Comme l’avait dit dans un doute plein de pressentiments la belle Rosa, pendant que Jean de Witt montait l’escalier de pierre aboutissant à la prison de son frère Corneille, les bourgeois faisaient de leur mieux pour éloigner la troupe de Tilly qui les gênait.

Ce que voyant, le peuple, qui appréciait les bonnes intentions de sa milice, criait à tue-tête : — Vivent les bourgeois !

Quant à M. de Tilly, aussi prudent que ferme, il parlementait avec cette compagnie bourgeoise sous les pistolets apprêtés de son escadron, lui expliquant de son mieux que la consigne donnée par les états lui enjoignait de garder avec trois compagnies la place de la prison et ses alentours.

— Pourquoi cet ordre ? pourquoi garder la prison ? criaient les orangistes.

— Ah ! répondait monsieur de Tilly, voilà que vous m’en demandez tout de suite plus que je ne peux vous en dire. On m’a dit : Gardez ; je garde.

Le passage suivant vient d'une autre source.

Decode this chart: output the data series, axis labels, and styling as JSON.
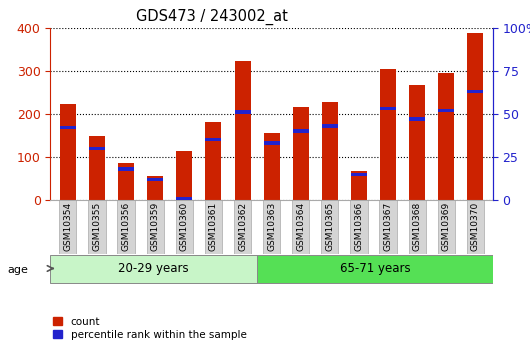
{
  "title": "GDS473 / 243002_at",
  "categories": [
    "GSM10354",
    "GSM10355",
    "GSM10356",
    "GSM10359",
    "GSM10360",
    "GSM10361",
    "GSM10362",
    "GSM10363",
    "GSM10364",
    "GSM10365",
    "GSM10366",
    "GSM10367",
    "GSM10368",
    "GSM10369",
    "GSM10370"
  ],
  "count_values": [
    222,
    148,
    85,
    55,
    115,
    182,
    322,
    155,
    217,
    228,
    68,
    305,
    268,
    295,
    388
  ],
  "percentile_values": [
    42,
    30,
    18,
    12,
    0,
    35,
    51,
    33,
    40,
    43,
    15,
    53,
    47,
    52,
    63
  ],
  "group1_label": "20-29 years",
  "group2_label": "65-71 years",
  "group1_count": 7,
  "group2_count": 8,
  "left_ylim": [
    0,
    400
  ],
  "right_ylim": [
    0,
    100
  ],
  "left_yticks": [
    0,
    100,
    200,
    300,
    400
  ],
  "right_yticks": [
    0,
    25,
    50,
    75,
    100
  ],
  "right_yticklabels": [
    "0",
    "25",
    "50",
    "75",
    "100%"
  ],
  "color_count": "#cc2200",
  "color_percentile": "#2222cc",
  "color_group1_light": "#c8f5c8",
  "color_group2_bright": "#55e055",
  "color_axis_left": "#cc2200",
  "color_axis_right": "#2222cc",
  "bar_width": 0.55,
  "legend_count": "count",
  "legend_percentile": "percentile rank within the sample",
  "background_bar": "#d4d4d4",
  "group_border": "#888888"
}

Vous qui êtes presque des militaires, messieurs, vous devez savoir qu’une consigne ne se discute pas.

— Mais on vous a donné cet ordre pour que les traîtres puissent sortir de la ville !

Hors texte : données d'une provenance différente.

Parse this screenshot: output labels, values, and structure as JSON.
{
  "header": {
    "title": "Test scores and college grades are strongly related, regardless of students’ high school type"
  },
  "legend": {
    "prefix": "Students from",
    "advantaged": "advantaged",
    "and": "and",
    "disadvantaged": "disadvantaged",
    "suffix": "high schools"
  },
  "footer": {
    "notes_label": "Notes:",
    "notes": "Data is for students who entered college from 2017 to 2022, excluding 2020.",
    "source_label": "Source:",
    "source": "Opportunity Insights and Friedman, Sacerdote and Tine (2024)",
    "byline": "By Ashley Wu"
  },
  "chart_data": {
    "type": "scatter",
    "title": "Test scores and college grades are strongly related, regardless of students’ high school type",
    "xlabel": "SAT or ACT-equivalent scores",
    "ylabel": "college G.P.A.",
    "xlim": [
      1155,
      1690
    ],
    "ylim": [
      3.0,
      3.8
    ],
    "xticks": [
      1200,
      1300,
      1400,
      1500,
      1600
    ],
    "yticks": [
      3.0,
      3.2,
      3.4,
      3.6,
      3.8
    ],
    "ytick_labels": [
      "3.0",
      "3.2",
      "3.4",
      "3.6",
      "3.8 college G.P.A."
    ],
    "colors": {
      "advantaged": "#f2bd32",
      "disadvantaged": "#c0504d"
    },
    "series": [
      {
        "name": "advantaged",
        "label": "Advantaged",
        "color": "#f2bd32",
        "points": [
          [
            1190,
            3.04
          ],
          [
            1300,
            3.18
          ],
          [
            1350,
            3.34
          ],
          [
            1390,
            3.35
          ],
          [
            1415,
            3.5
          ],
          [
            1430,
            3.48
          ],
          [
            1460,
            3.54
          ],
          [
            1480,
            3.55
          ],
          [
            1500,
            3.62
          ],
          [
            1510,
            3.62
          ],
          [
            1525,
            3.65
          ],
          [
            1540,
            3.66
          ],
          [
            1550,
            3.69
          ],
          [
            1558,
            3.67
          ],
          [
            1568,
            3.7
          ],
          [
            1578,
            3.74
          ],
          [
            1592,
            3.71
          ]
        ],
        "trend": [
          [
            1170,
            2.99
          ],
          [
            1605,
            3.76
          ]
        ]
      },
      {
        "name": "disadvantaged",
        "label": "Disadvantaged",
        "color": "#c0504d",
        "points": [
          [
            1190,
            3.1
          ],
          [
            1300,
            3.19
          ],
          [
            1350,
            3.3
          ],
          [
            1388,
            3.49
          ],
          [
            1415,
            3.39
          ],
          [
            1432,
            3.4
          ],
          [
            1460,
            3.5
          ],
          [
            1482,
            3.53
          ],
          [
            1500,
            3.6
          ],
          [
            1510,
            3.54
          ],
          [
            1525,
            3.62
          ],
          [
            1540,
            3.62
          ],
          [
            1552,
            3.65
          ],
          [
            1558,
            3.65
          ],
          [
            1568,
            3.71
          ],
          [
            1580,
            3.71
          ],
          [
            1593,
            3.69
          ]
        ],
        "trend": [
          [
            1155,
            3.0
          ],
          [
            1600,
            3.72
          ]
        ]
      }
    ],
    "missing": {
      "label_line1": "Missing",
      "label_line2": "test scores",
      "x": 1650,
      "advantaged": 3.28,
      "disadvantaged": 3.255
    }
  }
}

— Cela pourrait bien être, puisque les traîtres sont condamnés au bannissement, répondait Tilly.

— Mais qui a donné cet ordre ?

— Les états, pardieu !

— Les états trahissent.

— Quant à cela, je n’en sais rien.

— Et vous trahissez vous-même.

— Moi ?

— Oui, vous.

— Ah çà ! entendons-nous, messieurs les bourgeois ; qui trahirais-je ? les états ? Je ne puis pas les trahir, puisque étant à leur solde, j’exécute ponctuellement leur consigne.

Et là-dessus, comme le comte avait si parfaitement raison qu’il était impossible de discuter sa réponse, les clameurs et les menaces redoublèrent ; clameurs et menaces effroyables, auxquelles le comte répondait avec toute l’urbanité possible.

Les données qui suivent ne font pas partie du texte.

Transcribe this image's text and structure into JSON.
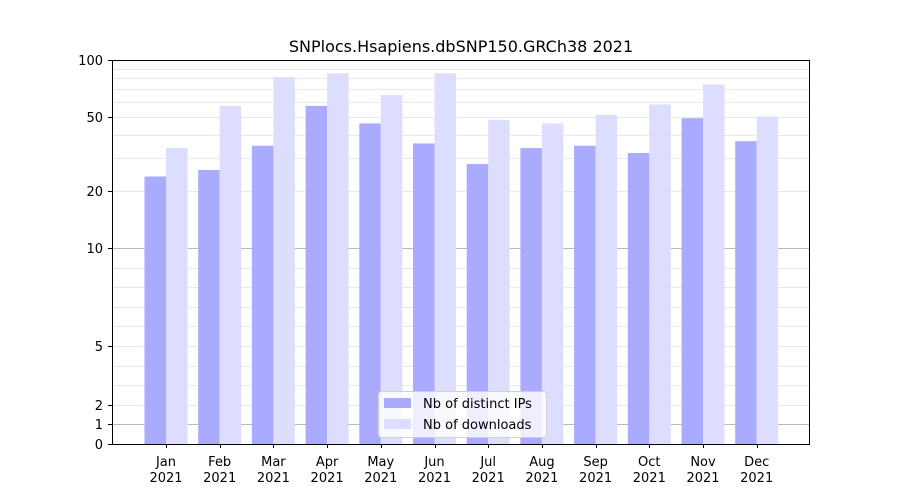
{
  "chart_data": {
    "type": "bar",
    "title": "SNPlocs.Hsapiens.dbSNP150.GRCh38 2021",
    "xlabel": "",
    "ylabel": "",
    "scale": "log1p",
    "ylim": [
      0,
      100
    ],
    "yticks": [
      "0",
      "1",
      "2",
      "5",
      "10",
      "20",
      "50",
      "100"
    ],
    "categories": [
      "Jan",
      "Feb",
      "Mar",
      "Apr",
      "May",
      "Jun",
      "Jul",
      "Aug",
      "Sep",
      "Oct",
      "Nov",
      "Dec"
    ],
    "category_year": "2021",
    "series": [
      {
        "name": "Nb of distinct IPs",
        "color": "#aaaaff",
        "values": [
          24,
          26,
          35,
          57,
          46,
          36,
          28,
          34,
          35,
          32,
          49,
          37
        ]
      },
      {
        "name": "Nb of downloads",
        "color": "#ddddff",
        "values": [
          34,
          57,
          81,
          85,
          65,
          85,
          48,
          46,
          51,
          58,
          74,
          50
        ]
      }
    ],
    "grid": true,
    "legend": "bottom-center"
  }
}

— Mais, messieurs les bourgeois, par grâce, désarmez donc vos mousquets ; il en peut partir un par accident, et si le coup blessait un de mes cavaliers, nous vous jetterions deux cents hommes par terre, ce dont nous serions bien fâchés ; mais vous plus encore, attendu que ce n’est ni dans vos intentions ni dans les miennes.

— Si vous faisiez cela, crièrent les bourgeois, à notre tour nous ferions feu sur vous.

— Oui, mais, quand, en faisant feu sur nous, vous nous tueriez depuis le premier jusqu’au dernier, ceux que nous aurions tués, nous, n’en seraient pas moins morts.

— Cédez-nous donc la place alors, et vous ferez acte de bon citoyen.

— D’abord, je ne suis pas citoyen, dit Tilly, je suis officier, ce qui est bien différent ; et puis je ne suis pas Hollandais, je suis Français, ce qui est plus différent encore. Je ne connais donc que les états, qui me paient ; apportez-moi de la part des états l’ordre de céder la place, je fais demi-tour à l’instant même, attendu que je m’ennuie énormément ici.

— Oui, oui ! crièrent cent voix qui se multiplièrent à l’instant par cinq cents autres. Allons à la maison de ville ! allons trouver les députés ! allons, allons !

— C’est cela, murmura Tilly en regardant s’éloigner les plus furieux, allez demander une lâcheté à la maison de ville, et vous verrez si on vous l’accorde ; allez, mes amis, allez.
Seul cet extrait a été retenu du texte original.